Day 25: Code Chronicle
Gemini 1206 misunderstood how to parse the input, and how to tell locks from keys. It also had several off-by-one errors in the tumbler/key height calculations. It required four rounds of prompt correction to produce the correct answer.
Gemini 2.0 Flash Thinking Experimental also misunderstood how to parse the input, but otherwise made fewer mistakes than Gemini 1206. It only required one prompt correction (explaining how to parse the input) in order to produce the correct answer.
Uses beyond solving puzzles
Gemini 1206 is good for more than just trying to solve the puzzle:
- Parsing. Gemini does a pretty good job of parsing puzzle input. I did run into two flaws:
-
Gemini needs help parsing input that uses blank lines to separate different chunks of input. I had to explicitly instruct it, “Use split(‘\n\n’) to parse chunks separated by blank lines.
-
Gemini is blind to whitespace following commas, so it doesn’t parse “a, b” correctly. It uses split(‘,’) instead of split(‘, ‘). I wasn’t able to discover a prompt to fix this. The best I figured out was to either manually correct the issue, or to ask it to strip() the resulting parts.
-
-
Debugging. I was stuck helping my friend debug their code for Day 16 Part 1. His code solved the examples, but not his input. We worked on the code for 30 minutes, rewriting almost all of it. But nothing helped. Finally, we dumped his original code into Gemini and asked Gemini to find the bug. It immediately pointed out the bug (a direction table with a copy-and-paste error).
-
Visualization. Several days I asked Gemini to add a visualization to my code. (For example, showing a path on a grid.) It was simple code, but Gemini wrote it more quickly than I could have.
- Other languages besides Python. I didn’t experiment much with this. I did see that Gemini was able to produce working Go code. I expect it would work for other popular languages as well.
Conclusions
In many ways Advent of Code is a “best case scenario” for LLM-based code generation: The problem descriptions are extremely clear. The two parts of each problem help the LLM refine its understanding of the problem space. The problems are typically solved by applying well known computer science algorithms. The problems are designed to be solved by normal programmers, using normal Python, after a modest amount of thinking time and computer time. There are 441 published example problems, with hundreds of solutions for each problem are available on the web.

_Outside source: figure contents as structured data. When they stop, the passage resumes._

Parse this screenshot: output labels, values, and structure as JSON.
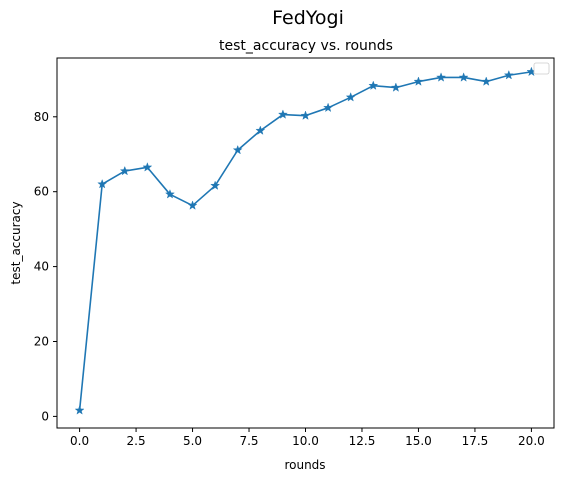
{
  "chart_data": {
    "type": "line",
    "suptitle": "FedYogi",
    "title": "test_accuracy vs. rounds",
    "xlabel": "rounds",
    "ylabel": "test_accuracy",
    "xlim": [
      -1.0,
      21.0
    ],
    "ylim": [
      -3.1,
      95.7
    ],
    "xticks": [
      0.0,
      2.5,
      5.0,
      7.5,
      10.0,
      12.5,
      15.0,
      17.5,
      20.0
    ],
    "xtick_labels": [
      "0.0",
      "2.5",
      "5.0",
      "7.5",
      "10.0",
      "12.5",
      "15.0",
      "17.5",
      "20.0"
    ],
    "yticks": [
      0,
      20,
      40,
      60,
      80
    ],
    "ytick_labels": [
      "0",
      "20",
      "40",
      "60",
      "80"
    ],
    "grid": false,
    "legend": "upper right (empty)",
    "series": [
      {
        "color": "#1f77b4",
        "marker": "star",
        "x": [
          0,
          1,
          2,
          3,
          4,
          5,
          6,
          7,
          8,
          9,
          10,
          11,
          12,
          13,
          14,
          15,
          16,
          17,
          18,
          19,
          20
        ],
        "values": [
          1.6,
          62.0,
          65.5,
          66.5,
          59.3,
          56.3,
          61.6,
          71.1,
          76.3,
          80.6,
          80.3,
          82.4,
          85.2,
          88.3,
          87.8,
          89.4,
          90.5,
          90.5,
          89.4,
          91.1,
          92.0
        ]
      }
    ]
  }
}
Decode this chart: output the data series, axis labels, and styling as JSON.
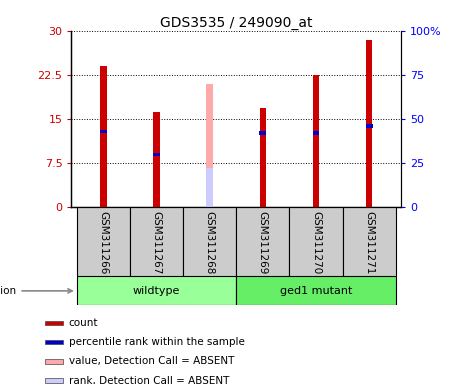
{
  "title": "GDS3535 / 249090_at",
  "samples": [
    "GSM311266",
    "GSM311267",
    "GSM311268",
    "GSM311269",
    "GSM311270",
    "GSM311271"
  ],
  "count_values": [
    24.0,
    16.2,
    null,
    16.8,
    22.5,
    28.5
  ],
  "percentile_values": [
    43.0,
    30.0,
    null,
    42.0,
    42.0,
    46.0
  ],
  "absent_value_bar": [
    null,
    null,
    21.0,
    null,
    null,
    null
  ],
  "absent_rank_bar": [
    null,
    null,
    22.0,
    null,
    null,
    null
  ],
  "bar_width": 0.12,
  "ylim_left": [
    0,
    30
  ],
  "ylim_right": [
    0,
    100
  ],
  "yticks_left": [
    0,
    7.5,
    15,
    22.5,
    30
  ],
  "yticks_right": [
    0,
    25,
    50,
    75,
    100
  ],
  "yticklabels_left": [
    "0",
    "7.5",
    "15",
    "22.5",
    "30"
  ],
  "yticklabels_right": [
    "0",
    "25",
    "50",
    "75",
    "100%"
  ],
  "color_count": "#cc0000",
  "color_percentile": "#0000cc",
  "color_absent_value": "#ffaaaa",
  "color_absent_rank": "#ccccff",
  "groups": [
    {
      "label": "wildtype",
      "indices": [
        0,
        1,
        2
      ],
      "color": "#99ff99"
    },
    {
      "label": "ged1 mutant",
      "indices": [
        3,
        4,
        5
      ],
      "color": "#66ee66"
    }
  ],
  "legend_items": [
    {
      "label": "count",
      "color": "#cc0000"
    },
    {
      "label": "percentile rank within the sample",
      "color": "#0000cc"
    },
    {
      "label": "value, Detection Call = ABSENT",
      "color": "#ffaaaa"
    },
    {
      "label": "rank, Detection Call = ABSENT",
      "color": "#ccccff"
    }
  ],
  "plot_bg": "#ffffff",
  "sample_area_bg": "#cccccc"
}
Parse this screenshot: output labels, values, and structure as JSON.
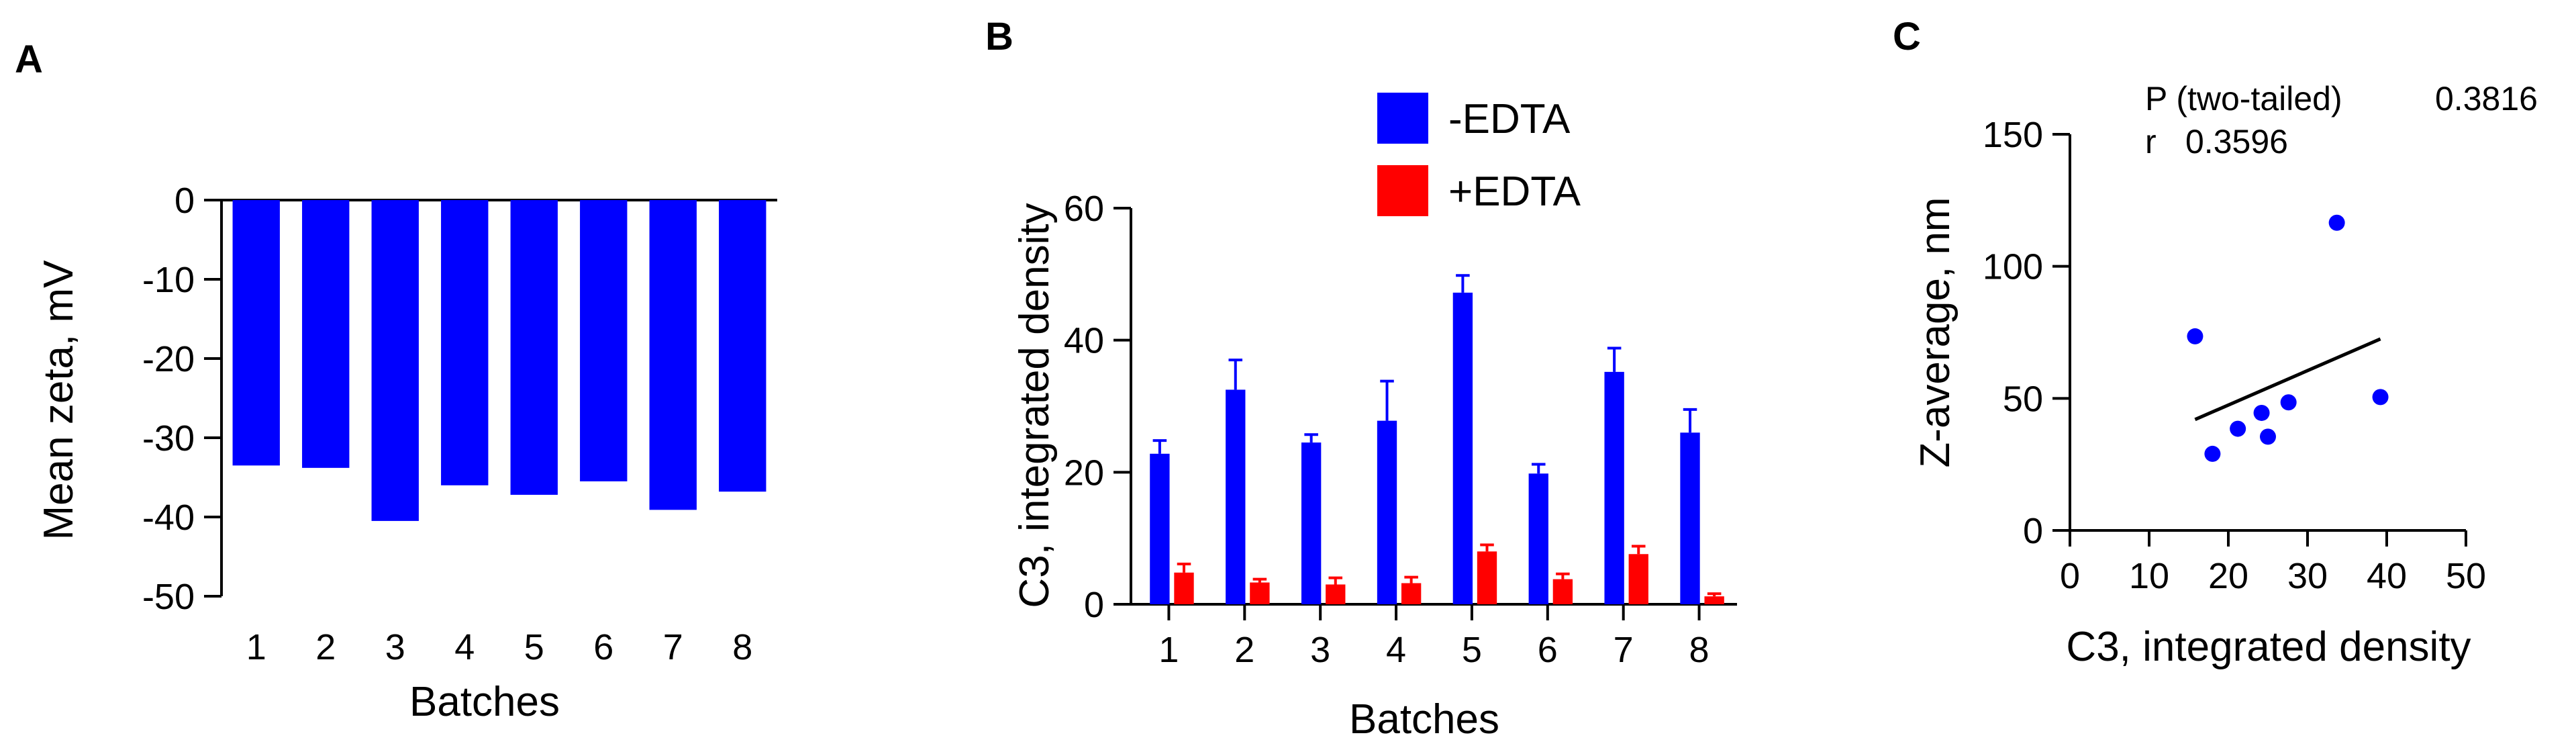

I found it enjoyable to use the LLM for help with the harder puzzles. Even when it couldn’t solve the puzzle, the LLM helped me with parsing, visualization, and utility functions. It also sometimes helped with debugging and with answering general knowledge questions.
This was my first experience using LLMs to generate code. I was impressed by the results and I look forward to trying LLMs in other problem domains.
I think I will continue to use LLMs in future Advent of Code competitions. I’ll keep my “wait at least 10 minutes” personal rule in place, to give unassisted humans a sporting chance. I wish there was a separate LLM-assist leader board, that would be fun to compete on.